Below is my approach:
if os.path.exists(file1):
df_1 = pd.read_csv(file1, header=None, names=header_1, sep=',', index_col=None)
if os.path.exists(file2):
df_2 = pd.read_csv(file2, header=None, names=header_2, sep=',', index_col=None)
if os.path.exists(file3):
df_3 = pd.read_csv(file3, header=None, names=header_3, sep=',', index_col=None)
common_columns = df_1.columns.intersection(df_2.columns).intersection(df_3.columns)
filtered_1 = df_1[common_columns]
filtered_2 = df_2[common_columns]
filtered_3 = df_3[common_columns]
concatenated_df = pd.concat([filtered_1, filtered_2, filtered_3], ignore_index=True)
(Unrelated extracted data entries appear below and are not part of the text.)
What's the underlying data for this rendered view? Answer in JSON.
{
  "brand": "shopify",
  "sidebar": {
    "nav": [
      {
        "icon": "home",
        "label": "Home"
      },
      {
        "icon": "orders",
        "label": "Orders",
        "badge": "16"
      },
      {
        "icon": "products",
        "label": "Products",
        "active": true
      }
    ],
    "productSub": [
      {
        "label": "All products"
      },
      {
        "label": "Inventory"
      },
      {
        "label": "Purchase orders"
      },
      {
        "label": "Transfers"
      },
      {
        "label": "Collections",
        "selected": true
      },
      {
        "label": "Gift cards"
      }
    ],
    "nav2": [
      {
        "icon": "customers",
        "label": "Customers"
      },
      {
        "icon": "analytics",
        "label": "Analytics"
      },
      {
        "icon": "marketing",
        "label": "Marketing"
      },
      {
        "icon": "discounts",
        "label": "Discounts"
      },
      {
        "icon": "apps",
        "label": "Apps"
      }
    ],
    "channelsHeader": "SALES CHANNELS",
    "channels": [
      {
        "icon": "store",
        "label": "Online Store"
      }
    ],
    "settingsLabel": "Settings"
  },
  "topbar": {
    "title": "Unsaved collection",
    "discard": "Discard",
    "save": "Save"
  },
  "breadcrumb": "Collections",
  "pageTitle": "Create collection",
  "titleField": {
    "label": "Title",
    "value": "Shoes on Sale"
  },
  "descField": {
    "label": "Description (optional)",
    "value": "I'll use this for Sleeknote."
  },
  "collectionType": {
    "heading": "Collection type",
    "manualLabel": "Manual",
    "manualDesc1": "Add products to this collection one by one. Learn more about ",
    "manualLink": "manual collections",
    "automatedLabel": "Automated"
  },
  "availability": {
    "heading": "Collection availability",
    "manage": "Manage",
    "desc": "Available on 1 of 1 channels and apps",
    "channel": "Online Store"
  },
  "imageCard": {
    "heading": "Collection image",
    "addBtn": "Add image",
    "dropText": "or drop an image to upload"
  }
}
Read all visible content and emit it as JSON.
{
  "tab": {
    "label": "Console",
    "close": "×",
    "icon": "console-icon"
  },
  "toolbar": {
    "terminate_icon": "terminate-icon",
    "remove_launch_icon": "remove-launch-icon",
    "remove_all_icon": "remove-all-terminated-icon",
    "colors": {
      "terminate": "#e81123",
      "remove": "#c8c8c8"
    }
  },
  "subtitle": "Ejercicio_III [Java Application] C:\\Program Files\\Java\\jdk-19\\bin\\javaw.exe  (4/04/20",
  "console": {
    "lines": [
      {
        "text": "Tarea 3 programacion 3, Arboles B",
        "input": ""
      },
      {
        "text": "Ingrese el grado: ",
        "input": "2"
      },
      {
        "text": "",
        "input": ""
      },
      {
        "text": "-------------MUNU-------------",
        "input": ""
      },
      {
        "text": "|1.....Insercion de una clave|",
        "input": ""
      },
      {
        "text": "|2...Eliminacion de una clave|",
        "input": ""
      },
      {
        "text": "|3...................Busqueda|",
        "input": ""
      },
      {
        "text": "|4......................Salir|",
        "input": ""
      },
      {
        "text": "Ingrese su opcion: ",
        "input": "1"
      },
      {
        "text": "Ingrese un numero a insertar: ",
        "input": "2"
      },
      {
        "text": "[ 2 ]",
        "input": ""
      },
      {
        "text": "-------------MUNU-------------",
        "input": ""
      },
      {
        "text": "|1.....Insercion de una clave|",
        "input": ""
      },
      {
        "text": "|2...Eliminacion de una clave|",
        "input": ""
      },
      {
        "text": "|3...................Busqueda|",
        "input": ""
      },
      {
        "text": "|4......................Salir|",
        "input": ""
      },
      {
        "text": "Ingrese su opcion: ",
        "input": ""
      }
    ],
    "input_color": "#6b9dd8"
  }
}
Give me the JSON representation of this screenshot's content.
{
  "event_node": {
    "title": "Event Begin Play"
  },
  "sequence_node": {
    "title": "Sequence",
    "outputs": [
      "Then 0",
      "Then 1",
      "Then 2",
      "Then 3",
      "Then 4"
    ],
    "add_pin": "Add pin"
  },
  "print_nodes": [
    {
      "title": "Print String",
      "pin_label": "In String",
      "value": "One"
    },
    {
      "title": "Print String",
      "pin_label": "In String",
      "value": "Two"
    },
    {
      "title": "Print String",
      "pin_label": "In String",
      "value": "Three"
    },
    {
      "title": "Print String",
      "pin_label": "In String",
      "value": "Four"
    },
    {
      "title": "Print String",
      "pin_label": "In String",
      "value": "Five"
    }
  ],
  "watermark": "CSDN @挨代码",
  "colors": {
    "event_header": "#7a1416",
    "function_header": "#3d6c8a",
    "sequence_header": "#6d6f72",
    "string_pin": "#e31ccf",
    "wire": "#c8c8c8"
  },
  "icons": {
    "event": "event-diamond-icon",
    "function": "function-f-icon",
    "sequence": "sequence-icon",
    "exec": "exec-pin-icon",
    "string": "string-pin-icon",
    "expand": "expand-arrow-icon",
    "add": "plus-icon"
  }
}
Your code is already very good. You have many repeated elements in your current version. To make it cleaner, you could use list comprehension like [function(x) for x in a_list]
files = [file1, file2, file3]
headers = [header_1, header_2, header_3]
dfs = [pd.read_csv(f, header=None, names=h, sep=',') for f, h in zip(files, headers) if os.path.exists(f)]
if dfs:
common_columns = set.intersection(*(set(df.columns) for df in dfs))
concatenated_df = pd.concat([df[list(common_columns)] for df in dfs], ignore_index=True)
else:
concatenated_df = pd.DataFrame()